Cursor AI as Navigator - Two Months of Experimentation
04 Jul 2025 . . Comments #2025 #ai #productivity #cursor
After two months of using Cursor at work, I’ve found myself acting more as a navigator than a traditional programmer. Drawing from my experience coaching learning engineers, I’ve learned to leverage AI to experiment more freely and defer repetitive tasks.
The Navigator Role
Instead of writing every line of code, I now focus on:
- Direction setting: Providing clear context and requirements
- Code review: Evaluating AI-generated solutions
- Iteration guidance: Steering improvements based on experience
- Architecture decisions: Making high-level design choices
This shift has allowed me to experiment more frequently. When I encounter a new approach or library, I can quickly prototype with AI assistance rather than spending hours reading documentation and writing boilerplate.
Deferring Repetitive Tasks
Cursor excels at handling the tedious parts of development:
- Setting up test fixtures and mocks
- Converting between data formats
- Writing documentation
- Creating boilerplate code
- Refactoring repetitive patterns
This frees up mental energy for the creative aspects of problem-solving and system design.
The Rust Cookbook Fix
A perfect example was fixing the Rust Cookbook’s failing build. The project had multiple issues: replacing error-chain
with anyhow
, fixing lychee config issues, and patching skeptic to handle rlibs better. Cursor helped me:
- Systematically identify and replace deprecated error handling patterns
- Update link checker configurations
- Navigate complex dependency resolution issues
- Coordinate fixes across multiple interconnected systems
What would have been weeks of careful manual debugging became a focused effort that resulted in a green build.
Model Transition: Gemini to Sonnet 4
I initially used Gemini extensively but hit credit limits. Sonnet 4 became my new model of choice at 3/4 the cost. The transition was seamless - Cursor’s interface abstracts away the underlying model, so I could focus on the work rather than model management.

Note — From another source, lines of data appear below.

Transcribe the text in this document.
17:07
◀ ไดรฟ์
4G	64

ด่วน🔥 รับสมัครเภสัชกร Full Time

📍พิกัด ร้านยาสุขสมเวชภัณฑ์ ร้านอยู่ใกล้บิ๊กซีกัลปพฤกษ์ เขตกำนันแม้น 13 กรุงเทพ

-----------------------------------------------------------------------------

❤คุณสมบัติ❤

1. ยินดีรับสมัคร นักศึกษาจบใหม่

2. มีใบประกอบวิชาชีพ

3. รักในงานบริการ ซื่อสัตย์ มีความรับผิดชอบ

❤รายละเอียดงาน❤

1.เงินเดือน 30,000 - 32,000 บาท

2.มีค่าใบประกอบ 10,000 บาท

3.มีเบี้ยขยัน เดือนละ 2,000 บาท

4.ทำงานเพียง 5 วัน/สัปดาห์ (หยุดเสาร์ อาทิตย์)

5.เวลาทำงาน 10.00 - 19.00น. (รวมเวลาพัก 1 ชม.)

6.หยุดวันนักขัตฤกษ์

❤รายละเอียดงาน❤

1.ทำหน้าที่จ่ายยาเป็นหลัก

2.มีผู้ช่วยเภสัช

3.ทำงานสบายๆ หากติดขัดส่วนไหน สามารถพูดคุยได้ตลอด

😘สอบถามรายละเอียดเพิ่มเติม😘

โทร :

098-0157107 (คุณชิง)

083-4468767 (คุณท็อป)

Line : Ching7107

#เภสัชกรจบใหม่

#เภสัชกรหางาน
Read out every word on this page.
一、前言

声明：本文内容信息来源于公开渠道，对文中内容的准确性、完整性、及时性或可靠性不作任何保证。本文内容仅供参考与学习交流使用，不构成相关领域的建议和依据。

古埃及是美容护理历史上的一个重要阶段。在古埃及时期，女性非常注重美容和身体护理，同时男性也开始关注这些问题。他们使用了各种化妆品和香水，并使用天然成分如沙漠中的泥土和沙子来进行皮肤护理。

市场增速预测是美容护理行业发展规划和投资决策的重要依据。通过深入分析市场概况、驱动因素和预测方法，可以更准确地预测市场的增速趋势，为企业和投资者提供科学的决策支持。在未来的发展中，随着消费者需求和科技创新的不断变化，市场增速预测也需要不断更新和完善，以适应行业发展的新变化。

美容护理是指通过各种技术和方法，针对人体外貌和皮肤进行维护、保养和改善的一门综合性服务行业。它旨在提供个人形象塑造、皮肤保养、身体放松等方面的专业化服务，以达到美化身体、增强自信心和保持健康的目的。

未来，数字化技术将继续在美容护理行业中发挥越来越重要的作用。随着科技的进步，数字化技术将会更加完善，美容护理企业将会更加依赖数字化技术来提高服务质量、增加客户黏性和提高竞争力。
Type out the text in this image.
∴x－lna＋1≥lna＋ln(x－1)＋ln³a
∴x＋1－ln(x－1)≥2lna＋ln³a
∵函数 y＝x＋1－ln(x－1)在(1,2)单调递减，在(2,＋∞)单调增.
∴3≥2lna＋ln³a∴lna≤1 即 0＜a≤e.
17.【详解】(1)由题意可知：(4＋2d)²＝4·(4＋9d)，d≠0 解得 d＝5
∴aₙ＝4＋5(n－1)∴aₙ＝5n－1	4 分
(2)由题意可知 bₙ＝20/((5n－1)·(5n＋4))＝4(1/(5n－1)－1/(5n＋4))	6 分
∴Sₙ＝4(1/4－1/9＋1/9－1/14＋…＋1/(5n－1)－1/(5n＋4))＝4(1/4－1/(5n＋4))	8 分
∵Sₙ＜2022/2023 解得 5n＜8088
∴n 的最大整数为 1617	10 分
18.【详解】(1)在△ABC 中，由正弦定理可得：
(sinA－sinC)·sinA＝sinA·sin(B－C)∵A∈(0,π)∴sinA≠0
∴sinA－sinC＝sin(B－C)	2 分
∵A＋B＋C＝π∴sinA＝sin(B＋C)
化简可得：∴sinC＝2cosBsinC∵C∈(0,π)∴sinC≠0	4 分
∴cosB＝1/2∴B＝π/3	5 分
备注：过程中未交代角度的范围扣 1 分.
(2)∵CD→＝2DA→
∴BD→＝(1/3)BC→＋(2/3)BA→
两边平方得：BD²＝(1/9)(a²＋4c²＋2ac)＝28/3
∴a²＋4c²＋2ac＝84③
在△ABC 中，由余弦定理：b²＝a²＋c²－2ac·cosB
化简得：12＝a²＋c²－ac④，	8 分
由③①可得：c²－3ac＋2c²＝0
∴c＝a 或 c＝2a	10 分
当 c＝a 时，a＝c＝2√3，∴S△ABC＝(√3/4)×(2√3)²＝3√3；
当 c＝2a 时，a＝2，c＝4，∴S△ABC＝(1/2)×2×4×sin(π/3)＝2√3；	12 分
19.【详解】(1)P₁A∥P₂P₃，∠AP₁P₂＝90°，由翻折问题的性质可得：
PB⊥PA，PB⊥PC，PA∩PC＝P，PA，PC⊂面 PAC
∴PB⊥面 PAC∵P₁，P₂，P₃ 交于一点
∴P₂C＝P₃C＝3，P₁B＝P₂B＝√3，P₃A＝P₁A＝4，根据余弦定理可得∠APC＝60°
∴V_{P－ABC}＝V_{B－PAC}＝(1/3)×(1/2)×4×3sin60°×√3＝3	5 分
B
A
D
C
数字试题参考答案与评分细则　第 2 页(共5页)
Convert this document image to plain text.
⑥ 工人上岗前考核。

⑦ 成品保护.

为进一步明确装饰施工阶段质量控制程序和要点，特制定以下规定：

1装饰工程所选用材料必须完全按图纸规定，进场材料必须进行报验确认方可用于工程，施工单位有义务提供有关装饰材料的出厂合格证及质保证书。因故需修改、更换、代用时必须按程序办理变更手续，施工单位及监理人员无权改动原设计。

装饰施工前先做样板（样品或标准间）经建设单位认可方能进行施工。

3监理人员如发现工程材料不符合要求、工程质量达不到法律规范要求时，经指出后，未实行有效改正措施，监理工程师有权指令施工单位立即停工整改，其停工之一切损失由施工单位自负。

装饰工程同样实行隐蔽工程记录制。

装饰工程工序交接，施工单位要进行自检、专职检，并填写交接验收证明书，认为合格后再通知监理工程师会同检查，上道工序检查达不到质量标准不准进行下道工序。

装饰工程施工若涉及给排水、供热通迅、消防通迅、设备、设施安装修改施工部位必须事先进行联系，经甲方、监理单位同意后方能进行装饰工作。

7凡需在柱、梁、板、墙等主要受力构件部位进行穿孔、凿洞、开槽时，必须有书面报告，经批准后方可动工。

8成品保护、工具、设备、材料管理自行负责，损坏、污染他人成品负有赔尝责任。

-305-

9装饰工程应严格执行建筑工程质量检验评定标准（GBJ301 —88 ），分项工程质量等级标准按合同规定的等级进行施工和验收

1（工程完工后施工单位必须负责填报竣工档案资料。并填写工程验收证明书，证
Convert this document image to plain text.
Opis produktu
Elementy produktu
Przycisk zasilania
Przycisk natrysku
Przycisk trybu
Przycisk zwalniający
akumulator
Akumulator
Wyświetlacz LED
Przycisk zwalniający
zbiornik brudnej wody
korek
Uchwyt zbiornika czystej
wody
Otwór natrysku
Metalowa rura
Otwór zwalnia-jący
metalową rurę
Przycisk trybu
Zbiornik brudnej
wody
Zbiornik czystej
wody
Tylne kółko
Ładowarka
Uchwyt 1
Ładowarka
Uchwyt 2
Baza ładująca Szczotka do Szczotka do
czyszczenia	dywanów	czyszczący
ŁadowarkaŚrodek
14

The cost savings are significant for daily use, and Sonnet 4’s performance has been excellent for my coding tasks. The ability to switch models without changing workflows is a key advantage of Cursor’s architecture.
Multi-Window, Multi-Repository Workflow
The real breakthrough came when I started using multiple Cursor windows across different repositories. Being able to paste context back and forth between projects has been transformative for fixing upstream issues.
A perfect example was struggling with Rust skeptic rlib dependency issues. I had been banging my head against the wall for days, but when I opened skeptic in one window and my project in another, letting them communicate through shared context, suddenly 10 tests passed. The biggest struggle resolved itself through this cross-repository collaboration.
However, discovering the real problem with the rlibs revealed a performance regression that would’ve made the test suite take hours to run. The AI’s initial enthusiasm about the “success” needed my discerning navigator eye to catch this critical issue. When I asked for a 1000x performance improvement, it responded with a 100x - but that was enough to make specs run in under a second. The resulting pull request addressed the rlib issues that were causing multiple versions and test failures in the cookbook.
This workflow pattern has become my go-to approach for complex dependency and integration issues.
Lessons Learned
Clear context is crucial: The better I explain the problem and desired outcome, the more useful the AI’s suggestions.
Review everything: AI-generated code needs human oversight, especially for edge cases and security considerations.
Iterate quickly: Don’t try to get the perfect solution in one go. Use AI to generate options, then refine based on experience.
Leverage your expertise: My background in coaching learning engineers translates well to guiding AI - clear objectives, constructive feedback, and iterative improvement.
Cross-repository context sharing: Multiple windows with different codebases can solve problems that seem intractable in isolation.
Stay skeptical of AI optimism: Don’t let the AI’s positive vibes cloud your judgment. Keep your discerning navigator eye sharp for performance regressions and hidden issues that initial “successes” might mask.
Cursor has become an essential tool in my development workflow, not as a replacement for programming skills, but as a force multiplier that lets me focus on what humans do best: understanding problems, making decisions, and creating value.